The human rights situation in North Korea remains “extremely serious”, and along with international demands for denuclearisation, this constitutes a “a critical test” for the year ahead, a senior UN-appointed expert said.

Tomas Quintana was speaking Friday in his capacity as UN Special Rapporteur on human rights in North Korea during a press conference in the South Korean capital, Seoul, as he continued to be denied access to its northern neighbour.

“Of those who left the North recently that I interviewed during this mission, every person gave accounts of ordinary people being subjected to exploitative labour and serious human rights violations such as forced evictions in the name of development,” he said.

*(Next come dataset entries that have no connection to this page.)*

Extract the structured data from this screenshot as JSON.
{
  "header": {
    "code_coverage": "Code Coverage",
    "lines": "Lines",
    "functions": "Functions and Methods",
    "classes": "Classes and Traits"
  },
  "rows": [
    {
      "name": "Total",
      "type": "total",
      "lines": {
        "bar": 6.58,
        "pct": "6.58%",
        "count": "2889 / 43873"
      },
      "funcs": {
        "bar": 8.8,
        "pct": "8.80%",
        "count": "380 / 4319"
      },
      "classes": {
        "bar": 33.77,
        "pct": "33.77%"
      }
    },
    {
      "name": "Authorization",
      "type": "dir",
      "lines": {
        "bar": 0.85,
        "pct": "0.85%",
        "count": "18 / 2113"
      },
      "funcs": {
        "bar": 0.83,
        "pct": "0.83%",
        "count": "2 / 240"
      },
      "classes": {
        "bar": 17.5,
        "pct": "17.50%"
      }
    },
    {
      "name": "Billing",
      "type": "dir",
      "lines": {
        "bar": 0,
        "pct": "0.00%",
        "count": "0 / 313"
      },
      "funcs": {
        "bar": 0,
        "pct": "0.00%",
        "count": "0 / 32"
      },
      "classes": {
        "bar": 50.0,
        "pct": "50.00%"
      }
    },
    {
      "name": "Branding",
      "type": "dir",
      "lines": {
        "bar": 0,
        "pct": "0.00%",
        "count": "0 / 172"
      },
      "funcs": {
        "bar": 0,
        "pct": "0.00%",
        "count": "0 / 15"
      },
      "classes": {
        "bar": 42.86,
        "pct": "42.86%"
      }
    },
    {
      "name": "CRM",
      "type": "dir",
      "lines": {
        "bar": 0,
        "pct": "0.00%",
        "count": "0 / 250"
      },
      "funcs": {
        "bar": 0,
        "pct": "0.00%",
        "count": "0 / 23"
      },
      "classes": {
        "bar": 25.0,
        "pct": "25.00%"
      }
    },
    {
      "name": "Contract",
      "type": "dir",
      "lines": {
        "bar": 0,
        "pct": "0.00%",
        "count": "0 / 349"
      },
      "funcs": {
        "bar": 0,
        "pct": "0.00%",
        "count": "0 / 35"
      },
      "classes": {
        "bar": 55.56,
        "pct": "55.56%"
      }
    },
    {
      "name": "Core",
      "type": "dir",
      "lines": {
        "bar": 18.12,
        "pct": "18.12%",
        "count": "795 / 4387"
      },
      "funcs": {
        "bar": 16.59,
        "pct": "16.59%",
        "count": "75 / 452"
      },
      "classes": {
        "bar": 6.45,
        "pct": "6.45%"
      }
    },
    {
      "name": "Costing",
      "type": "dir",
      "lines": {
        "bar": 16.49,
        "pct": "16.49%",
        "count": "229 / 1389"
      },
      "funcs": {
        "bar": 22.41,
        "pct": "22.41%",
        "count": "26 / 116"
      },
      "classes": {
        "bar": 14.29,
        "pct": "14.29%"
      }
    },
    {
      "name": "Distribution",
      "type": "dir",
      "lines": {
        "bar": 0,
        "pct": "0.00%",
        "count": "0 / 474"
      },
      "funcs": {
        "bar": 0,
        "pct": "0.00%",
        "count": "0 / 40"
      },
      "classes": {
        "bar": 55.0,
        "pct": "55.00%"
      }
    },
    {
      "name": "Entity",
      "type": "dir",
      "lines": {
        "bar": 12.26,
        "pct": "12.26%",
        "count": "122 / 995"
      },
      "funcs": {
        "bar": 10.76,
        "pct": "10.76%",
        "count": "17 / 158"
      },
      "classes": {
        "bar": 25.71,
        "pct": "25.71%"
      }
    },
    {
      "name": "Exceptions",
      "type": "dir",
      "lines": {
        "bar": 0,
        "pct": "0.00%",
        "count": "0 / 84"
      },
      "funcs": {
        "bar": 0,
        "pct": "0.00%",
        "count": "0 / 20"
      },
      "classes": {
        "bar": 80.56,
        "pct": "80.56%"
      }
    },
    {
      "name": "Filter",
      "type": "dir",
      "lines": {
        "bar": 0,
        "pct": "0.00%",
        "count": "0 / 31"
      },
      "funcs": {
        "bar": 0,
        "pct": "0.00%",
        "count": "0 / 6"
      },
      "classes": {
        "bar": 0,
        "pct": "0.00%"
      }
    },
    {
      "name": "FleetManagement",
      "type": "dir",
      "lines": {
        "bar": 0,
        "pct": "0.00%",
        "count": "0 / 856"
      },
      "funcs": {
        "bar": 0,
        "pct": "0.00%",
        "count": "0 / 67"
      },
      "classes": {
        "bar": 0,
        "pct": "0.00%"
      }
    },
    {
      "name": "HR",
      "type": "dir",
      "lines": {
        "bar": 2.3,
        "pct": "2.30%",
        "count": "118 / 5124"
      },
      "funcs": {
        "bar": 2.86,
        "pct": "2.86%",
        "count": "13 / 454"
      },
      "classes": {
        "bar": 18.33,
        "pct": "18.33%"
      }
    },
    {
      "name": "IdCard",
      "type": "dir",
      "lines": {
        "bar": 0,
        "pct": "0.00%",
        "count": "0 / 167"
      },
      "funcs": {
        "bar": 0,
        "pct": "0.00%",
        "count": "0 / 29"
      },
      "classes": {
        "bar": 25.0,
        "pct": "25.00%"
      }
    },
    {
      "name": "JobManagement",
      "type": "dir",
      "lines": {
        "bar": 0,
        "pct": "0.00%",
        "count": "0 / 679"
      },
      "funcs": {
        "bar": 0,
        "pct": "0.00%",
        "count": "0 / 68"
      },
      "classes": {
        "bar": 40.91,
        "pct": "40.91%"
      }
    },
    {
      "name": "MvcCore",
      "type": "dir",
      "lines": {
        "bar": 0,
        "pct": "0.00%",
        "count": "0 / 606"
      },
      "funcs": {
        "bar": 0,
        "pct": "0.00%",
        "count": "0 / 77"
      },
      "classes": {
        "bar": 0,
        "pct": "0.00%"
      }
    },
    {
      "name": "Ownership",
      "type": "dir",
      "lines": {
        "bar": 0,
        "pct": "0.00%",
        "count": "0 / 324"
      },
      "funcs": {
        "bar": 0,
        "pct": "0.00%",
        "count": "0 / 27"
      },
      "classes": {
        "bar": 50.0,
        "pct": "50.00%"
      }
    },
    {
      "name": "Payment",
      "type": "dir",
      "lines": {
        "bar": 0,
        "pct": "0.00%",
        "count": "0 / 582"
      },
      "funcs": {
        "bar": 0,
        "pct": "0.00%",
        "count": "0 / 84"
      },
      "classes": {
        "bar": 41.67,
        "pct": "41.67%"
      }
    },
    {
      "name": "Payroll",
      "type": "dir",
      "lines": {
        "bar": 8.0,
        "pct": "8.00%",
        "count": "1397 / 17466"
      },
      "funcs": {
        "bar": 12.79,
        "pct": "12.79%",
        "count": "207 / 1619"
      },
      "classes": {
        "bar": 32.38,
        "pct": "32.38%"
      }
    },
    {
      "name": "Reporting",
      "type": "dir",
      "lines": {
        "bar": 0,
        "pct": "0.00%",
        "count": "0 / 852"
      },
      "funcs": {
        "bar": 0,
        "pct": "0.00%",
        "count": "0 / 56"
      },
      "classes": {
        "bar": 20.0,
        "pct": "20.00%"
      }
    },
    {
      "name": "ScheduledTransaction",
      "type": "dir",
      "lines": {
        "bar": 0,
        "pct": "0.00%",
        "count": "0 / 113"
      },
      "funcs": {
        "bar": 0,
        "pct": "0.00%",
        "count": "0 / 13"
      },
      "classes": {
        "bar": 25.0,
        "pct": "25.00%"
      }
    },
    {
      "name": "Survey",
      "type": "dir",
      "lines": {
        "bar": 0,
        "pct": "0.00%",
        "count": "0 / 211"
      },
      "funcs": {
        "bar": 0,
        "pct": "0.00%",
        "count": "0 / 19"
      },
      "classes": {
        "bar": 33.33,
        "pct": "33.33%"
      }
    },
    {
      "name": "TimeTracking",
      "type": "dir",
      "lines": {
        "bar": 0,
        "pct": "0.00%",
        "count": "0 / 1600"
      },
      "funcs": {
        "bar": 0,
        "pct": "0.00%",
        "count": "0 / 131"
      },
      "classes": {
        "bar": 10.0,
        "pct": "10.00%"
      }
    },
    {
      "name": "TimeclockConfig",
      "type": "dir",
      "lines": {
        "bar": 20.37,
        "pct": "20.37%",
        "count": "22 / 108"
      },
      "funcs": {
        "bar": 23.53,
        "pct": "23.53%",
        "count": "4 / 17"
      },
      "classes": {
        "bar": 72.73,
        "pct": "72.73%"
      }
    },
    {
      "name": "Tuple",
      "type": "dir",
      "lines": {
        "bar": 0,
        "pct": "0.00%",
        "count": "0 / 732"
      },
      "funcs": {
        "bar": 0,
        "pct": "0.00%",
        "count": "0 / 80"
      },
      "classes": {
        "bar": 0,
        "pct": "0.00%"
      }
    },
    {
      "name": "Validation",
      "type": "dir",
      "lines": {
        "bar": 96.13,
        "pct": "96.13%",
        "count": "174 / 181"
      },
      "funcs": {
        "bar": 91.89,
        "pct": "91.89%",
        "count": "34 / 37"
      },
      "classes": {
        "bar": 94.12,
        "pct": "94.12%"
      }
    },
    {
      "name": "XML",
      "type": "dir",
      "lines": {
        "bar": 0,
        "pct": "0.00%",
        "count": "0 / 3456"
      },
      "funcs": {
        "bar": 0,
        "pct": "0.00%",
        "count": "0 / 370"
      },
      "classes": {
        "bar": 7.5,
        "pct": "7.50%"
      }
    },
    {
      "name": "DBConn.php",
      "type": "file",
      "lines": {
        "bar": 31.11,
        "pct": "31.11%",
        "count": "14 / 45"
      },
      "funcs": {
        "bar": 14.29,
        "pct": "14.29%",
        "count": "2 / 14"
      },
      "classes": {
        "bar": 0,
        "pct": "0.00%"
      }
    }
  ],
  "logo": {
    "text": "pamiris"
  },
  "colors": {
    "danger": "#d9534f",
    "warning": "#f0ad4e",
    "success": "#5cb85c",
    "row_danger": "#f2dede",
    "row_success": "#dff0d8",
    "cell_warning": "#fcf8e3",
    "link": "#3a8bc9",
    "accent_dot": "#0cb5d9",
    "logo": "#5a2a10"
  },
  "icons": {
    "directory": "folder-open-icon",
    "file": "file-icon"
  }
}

“Stories were told to me of people, including children, being subjected to long hours of labour where they were forced to work without remuneration…. One person concluded: “the whole country is a prison.”

Quintana urged the North Korean authorities to engage with his mandate and allow him to visit the country “to hear the voice of the people and the authorities”.

He detailed personal testimonies gathered during his five-day mission about “political prison camps” which contain “thousands of people” accused of committing crimes against the State.

Their detention happens without “due process guarantees or fair trial, in a manner that amounts to enforced disappearances with the family not knowing their whereabouts,” the Special Rapporteur said, before highlighting that people’s “fear” of being imprisoned was “very real and deeply embedded in the consciousness of the ordinary North Korean people.”

Surveillance and close monitoring of ordinary citizens is also a fact of life in North Korea, Quintana added, as well as other restrictions on basic freedoms, not least the prohibition on leaving the country.

His comments follow a historic meeting between North Korean leader Kim Jong-un and US President Donald Trump in Singapore last June, which focused on denuclearisation talks.

Noting that Kim had stated that “improving people’s standard of living radically” was a priority in his New Year message, Quintana said that this might represent “recognition” of economic and social hardships for ordinary people.

It “represents an important first step towards taking action to address the challenges,” the UN expert said, before calling on the international community to continue to support the “vital” humanitarian assistance that was being provided by various actors to the people of North Korea.

“In particular, it is important that humanitarian cooperation is extended without politicisation and in full respect of the principles of neutrality and independence,” he said, reiterating a call to the UN Security Council to ensure its sanctions do not have a detrimental impact on the people of North Korea.